Le décor que je contemplai m’était tout à fait étranger. Sous le ciel couvert, à travers les masses moutonnantes des nuages, perçait la demi-clarté de l’aube. À l’horizon, la coupole du ciel reposait sur une bordure de traînées rouges ; au-dessous, tout était sombre et indistinct. Dans le lointain, un vague profil de collines ; plus près, un amoncellement d’édifices avec tourelles et clochers, des bouquets d’arbres semblables à des taches d’encre et, sous la fenêtre, un réseau de massifs sombres et d’allées grises. Tout cela m’était si peu familier qu’un instant je crus que je rêvais. Je touchai la table de toilette : elle me parut d’un bois poli, et garnie d’accessoires nombreux, de flacons de cristal taillé et de brosses. Il y avait aussi, dans une soucoupe, un bizarre petit objet en forme de fer à cheval avec des saillies irrégulières et lisses.

Impossible de découvrir ni bougeoir ni allumettes.

Je tournai mes regards vers la chambre. Maintenant que le store était relevé, le mobilier surgissait moins confusément des ténèbres. Au milieu se dressait un lit drapé de vastes tentures, et, au pied, une large cheminée blanche qui avait les reflets du marbre. Je m’appuyai contre la table, fermai les yeux, les rouvris et m’efforçai de penser. Tout cela était beaucoup trop réel pour que je pusse croire à un rêve. Je songeai qu’il devait y avoir, dans ma mémoire, quelque hiatus, effet de l’étrange liqueur que j’avais bue.
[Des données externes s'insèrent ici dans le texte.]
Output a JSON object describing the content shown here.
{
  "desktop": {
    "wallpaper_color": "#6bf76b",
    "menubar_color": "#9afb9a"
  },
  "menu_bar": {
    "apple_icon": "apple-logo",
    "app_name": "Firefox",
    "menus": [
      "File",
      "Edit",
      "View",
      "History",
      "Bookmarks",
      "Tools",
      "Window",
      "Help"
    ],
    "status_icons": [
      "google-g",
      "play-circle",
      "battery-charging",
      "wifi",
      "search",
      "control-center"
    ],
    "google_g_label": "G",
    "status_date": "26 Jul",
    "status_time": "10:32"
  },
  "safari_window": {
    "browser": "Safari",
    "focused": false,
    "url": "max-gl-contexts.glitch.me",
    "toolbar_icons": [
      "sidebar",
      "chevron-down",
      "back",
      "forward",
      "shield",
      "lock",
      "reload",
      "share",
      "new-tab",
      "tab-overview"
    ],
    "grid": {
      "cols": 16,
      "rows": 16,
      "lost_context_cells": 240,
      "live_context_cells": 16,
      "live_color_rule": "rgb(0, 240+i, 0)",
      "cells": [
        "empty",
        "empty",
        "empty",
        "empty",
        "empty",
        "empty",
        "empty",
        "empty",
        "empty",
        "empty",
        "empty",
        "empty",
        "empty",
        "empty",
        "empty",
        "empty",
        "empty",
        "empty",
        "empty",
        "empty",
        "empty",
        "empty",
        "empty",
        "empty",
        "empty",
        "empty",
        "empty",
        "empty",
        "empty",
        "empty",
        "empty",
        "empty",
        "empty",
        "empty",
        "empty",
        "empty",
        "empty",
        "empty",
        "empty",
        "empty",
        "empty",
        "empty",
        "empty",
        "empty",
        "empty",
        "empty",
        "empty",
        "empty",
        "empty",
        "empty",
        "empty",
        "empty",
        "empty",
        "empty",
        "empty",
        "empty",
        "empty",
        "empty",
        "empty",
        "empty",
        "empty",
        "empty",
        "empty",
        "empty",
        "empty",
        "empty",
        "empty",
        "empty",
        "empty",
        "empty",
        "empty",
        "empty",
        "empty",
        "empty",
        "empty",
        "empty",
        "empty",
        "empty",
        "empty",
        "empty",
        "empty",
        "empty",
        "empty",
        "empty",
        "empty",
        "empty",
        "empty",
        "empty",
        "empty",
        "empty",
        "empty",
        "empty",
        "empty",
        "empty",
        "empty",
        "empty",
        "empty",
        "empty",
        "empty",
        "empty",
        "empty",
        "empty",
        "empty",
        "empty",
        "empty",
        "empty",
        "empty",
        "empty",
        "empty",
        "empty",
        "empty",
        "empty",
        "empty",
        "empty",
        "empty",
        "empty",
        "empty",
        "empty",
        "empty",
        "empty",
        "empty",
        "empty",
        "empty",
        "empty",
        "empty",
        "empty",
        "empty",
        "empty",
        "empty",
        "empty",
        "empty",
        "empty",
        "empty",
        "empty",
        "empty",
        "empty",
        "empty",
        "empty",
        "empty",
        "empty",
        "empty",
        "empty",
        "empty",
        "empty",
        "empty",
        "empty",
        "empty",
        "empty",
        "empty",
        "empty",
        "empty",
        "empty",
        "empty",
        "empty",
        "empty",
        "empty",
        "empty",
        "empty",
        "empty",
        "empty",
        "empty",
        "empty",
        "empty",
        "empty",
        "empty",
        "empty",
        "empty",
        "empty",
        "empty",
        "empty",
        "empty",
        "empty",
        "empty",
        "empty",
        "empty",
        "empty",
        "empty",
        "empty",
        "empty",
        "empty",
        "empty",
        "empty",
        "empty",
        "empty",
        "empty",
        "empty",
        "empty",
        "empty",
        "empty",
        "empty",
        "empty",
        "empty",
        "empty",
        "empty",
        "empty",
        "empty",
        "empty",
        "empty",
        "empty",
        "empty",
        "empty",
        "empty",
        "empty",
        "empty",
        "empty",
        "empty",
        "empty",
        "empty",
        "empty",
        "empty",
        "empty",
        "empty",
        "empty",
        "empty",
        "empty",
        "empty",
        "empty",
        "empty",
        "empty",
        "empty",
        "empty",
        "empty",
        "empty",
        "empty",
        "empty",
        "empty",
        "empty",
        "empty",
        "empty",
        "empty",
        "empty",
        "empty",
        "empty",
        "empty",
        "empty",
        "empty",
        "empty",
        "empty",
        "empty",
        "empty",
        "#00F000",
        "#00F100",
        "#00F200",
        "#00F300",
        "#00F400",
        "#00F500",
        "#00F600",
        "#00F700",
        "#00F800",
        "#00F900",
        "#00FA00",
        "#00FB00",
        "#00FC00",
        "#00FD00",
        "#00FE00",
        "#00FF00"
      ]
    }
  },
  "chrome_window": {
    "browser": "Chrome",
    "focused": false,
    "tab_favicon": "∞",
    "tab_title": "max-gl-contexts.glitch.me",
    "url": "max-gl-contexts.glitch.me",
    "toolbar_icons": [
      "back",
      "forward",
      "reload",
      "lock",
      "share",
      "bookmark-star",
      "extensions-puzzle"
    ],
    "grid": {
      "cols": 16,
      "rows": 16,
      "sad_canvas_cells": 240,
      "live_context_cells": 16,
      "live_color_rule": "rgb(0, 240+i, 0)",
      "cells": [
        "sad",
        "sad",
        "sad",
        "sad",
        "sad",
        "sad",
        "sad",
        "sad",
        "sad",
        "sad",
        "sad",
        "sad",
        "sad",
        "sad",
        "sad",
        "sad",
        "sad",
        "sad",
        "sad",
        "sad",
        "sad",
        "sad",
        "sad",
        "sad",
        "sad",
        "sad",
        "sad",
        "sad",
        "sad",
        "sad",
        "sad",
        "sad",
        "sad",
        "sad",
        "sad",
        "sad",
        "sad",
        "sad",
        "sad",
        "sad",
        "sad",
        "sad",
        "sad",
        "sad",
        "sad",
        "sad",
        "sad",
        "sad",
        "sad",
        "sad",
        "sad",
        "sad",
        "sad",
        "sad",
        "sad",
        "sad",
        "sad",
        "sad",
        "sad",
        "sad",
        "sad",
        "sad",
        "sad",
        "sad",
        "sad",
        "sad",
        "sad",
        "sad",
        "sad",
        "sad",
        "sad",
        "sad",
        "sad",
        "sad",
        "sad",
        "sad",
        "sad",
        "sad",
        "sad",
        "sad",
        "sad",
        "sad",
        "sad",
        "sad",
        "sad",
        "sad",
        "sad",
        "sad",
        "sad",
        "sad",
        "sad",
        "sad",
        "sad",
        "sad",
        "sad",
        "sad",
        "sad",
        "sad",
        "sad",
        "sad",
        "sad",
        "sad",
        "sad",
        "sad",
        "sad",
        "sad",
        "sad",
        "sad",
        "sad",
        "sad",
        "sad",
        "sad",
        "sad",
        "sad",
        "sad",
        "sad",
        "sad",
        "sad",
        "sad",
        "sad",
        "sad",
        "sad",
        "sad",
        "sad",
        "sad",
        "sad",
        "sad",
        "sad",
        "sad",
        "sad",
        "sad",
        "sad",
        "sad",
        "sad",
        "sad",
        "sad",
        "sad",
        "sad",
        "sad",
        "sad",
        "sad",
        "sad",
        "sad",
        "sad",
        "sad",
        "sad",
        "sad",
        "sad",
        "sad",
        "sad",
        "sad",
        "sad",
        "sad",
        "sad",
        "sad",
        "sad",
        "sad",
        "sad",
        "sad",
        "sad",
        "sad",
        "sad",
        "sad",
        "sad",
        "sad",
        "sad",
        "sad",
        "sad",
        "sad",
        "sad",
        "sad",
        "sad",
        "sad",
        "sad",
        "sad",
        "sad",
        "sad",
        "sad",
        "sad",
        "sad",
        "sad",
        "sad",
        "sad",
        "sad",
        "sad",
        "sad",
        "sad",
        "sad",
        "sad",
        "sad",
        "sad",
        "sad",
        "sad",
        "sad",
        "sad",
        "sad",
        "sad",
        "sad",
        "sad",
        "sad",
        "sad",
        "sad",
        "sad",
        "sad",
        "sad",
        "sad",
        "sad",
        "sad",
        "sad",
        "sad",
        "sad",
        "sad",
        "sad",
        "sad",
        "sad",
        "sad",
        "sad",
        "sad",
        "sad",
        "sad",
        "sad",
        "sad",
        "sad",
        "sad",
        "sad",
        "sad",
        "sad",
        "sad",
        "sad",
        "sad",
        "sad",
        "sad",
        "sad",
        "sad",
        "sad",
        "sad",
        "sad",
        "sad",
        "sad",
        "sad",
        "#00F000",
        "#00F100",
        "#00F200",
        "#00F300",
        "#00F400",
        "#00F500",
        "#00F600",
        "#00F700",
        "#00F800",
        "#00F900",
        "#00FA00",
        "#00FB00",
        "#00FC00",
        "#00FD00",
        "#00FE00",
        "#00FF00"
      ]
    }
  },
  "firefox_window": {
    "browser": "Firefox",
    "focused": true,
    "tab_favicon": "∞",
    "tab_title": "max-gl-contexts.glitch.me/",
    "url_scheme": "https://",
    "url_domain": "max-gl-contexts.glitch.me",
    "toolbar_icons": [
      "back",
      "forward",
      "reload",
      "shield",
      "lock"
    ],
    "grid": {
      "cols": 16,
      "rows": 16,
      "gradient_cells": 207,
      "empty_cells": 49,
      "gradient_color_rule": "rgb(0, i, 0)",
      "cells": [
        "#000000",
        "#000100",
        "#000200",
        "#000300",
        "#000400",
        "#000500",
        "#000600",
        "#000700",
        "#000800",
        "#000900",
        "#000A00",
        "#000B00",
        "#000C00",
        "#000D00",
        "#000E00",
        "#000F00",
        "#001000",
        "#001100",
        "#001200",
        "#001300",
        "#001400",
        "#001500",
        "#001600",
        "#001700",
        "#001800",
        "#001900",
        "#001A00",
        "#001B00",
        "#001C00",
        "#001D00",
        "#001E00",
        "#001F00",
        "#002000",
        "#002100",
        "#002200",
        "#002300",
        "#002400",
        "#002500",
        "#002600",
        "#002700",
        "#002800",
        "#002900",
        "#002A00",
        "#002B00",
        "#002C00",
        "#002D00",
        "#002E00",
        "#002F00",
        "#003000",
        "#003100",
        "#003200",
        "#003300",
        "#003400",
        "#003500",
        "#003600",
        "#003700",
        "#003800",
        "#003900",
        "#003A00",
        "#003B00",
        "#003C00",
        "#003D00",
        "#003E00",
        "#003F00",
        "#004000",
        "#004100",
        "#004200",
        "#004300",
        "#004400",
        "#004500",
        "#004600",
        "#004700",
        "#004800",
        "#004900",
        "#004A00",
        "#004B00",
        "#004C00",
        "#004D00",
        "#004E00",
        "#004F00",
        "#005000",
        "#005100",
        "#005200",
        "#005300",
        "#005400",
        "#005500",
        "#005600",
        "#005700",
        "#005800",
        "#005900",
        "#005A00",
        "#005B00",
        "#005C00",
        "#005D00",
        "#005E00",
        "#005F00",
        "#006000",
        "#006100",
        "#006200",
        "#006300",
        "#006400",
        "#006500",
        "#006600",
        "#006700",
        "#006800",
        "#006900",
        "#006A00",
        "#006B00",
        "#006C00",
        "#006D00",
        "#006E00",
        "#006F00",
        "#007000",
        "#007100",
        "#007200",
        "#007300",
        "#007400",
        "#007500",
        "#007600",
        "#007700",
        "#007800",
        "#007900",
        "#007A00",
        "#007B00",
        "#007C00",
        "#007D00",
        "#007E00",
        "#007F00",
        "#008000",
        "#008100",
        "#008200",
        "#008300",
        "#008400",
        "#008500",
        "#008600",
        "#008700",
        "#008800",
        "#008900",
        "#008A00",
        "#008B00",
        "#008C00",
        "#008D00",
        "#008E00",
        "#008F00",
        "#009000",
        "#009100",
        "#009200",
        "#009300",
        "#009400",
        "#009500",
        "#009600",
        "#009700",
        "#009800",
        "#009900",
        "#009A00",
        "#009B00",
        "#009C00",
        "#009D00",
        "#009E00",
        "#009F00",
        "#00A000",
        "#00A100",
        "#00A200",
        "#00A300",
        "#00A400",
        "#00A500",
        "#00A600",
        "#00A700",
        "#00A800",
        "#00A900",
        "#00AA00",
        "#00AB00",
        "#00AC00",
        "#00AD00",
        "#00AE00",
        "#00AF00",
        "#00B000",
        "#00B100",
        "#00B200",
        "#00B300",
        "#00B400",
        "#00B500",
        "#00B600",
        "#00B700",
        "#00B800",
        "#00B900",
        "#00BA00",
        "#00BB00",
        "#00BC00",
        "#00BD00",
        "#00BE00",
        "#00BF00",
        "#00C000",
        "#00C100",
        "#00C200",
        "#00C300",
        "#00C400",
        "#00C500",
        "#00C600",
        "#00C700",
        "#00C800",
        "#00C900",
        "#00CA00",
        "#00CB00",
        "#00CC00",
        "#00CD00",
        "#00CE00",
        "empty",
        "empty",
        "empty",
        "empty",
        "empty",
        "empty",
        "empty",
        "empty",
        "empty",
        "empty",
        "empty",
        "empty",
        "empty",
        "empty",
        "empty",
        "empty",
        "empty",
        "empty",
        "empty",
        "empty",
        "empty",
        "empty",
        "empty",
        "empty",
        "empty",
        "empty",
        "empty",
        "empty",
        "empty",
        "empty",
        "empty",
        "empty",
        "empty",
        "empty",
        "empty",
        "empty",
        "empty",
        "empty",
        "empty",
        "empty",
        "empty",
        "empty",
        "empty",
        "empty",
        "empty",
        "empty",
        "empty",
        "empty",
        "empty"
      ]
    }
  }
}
Peut-être étais-je entré en possession de mon héritage, et avais-je perdu tout souvenir depuis l’annonce de ma bonne fortune.

Dans un instant tout redeviendrait clair. Pourtant, le dîner avec le vieil Elvesham me paraissait à présent tout à fait récent ; le champagne, les garçons attentifs, la poudre rosée et les liqueurs, – j’aurais parié ma vie que tout cela s’était passé il y avait quelques heures.

Alors, il se produisit quelque chose de si trivial et cependant de si terrible pour moi que je frissonne encore en y pensant. Je me demandai à haute voix :

– Comment diable suis-je venu ici ?

La voix que j’entendis n’était pas la mienne.

Ce n’était pas ma voix ! C’était une voix grêle, cassée, d’une résonance tout à fait différente. Pour me rassurer, je frottai mes mains l’une sur l’autre et je sentis des mains osseuses, à la peau flasque, les mains d’un vieillard.

– Assurément, – fis-je, de cette horrible voix, qui, sans que je pusse deviner comment, s’était installée dans mon gosier, – assurément tout ceci doit être un rêve !

Presque aussi vite que si je l’eusse fait involontairement, je mis mes doigts dans ma bouche : je n’avais plus de dents ! L’extrémité de mes doigts se promenait sur des gencives racornies. Je fus écœuré de dégoût et de consternation.

J’éprouvai alors un désir passionné de me voir, d’envisager tout de suite, dans sa pleine horreur, le hideux changement qui s’était fait en moi : d’un pas chancelant, j’allai jusqu’à la cheminée et je cherchai des allumettes. Un accès de toux me saisit à la gorge et je serrai autour de moi l’épaisse chemise de flanelle dont j’étais revêtu. Il n’y avait pas d’allumettes sur la cheminée et je m’aperçus, tout à coup, que mes pieds et mes mains étaient glacés. Éternuant et toussant, gémissant aussi malgré moi, je regagnai mon lit.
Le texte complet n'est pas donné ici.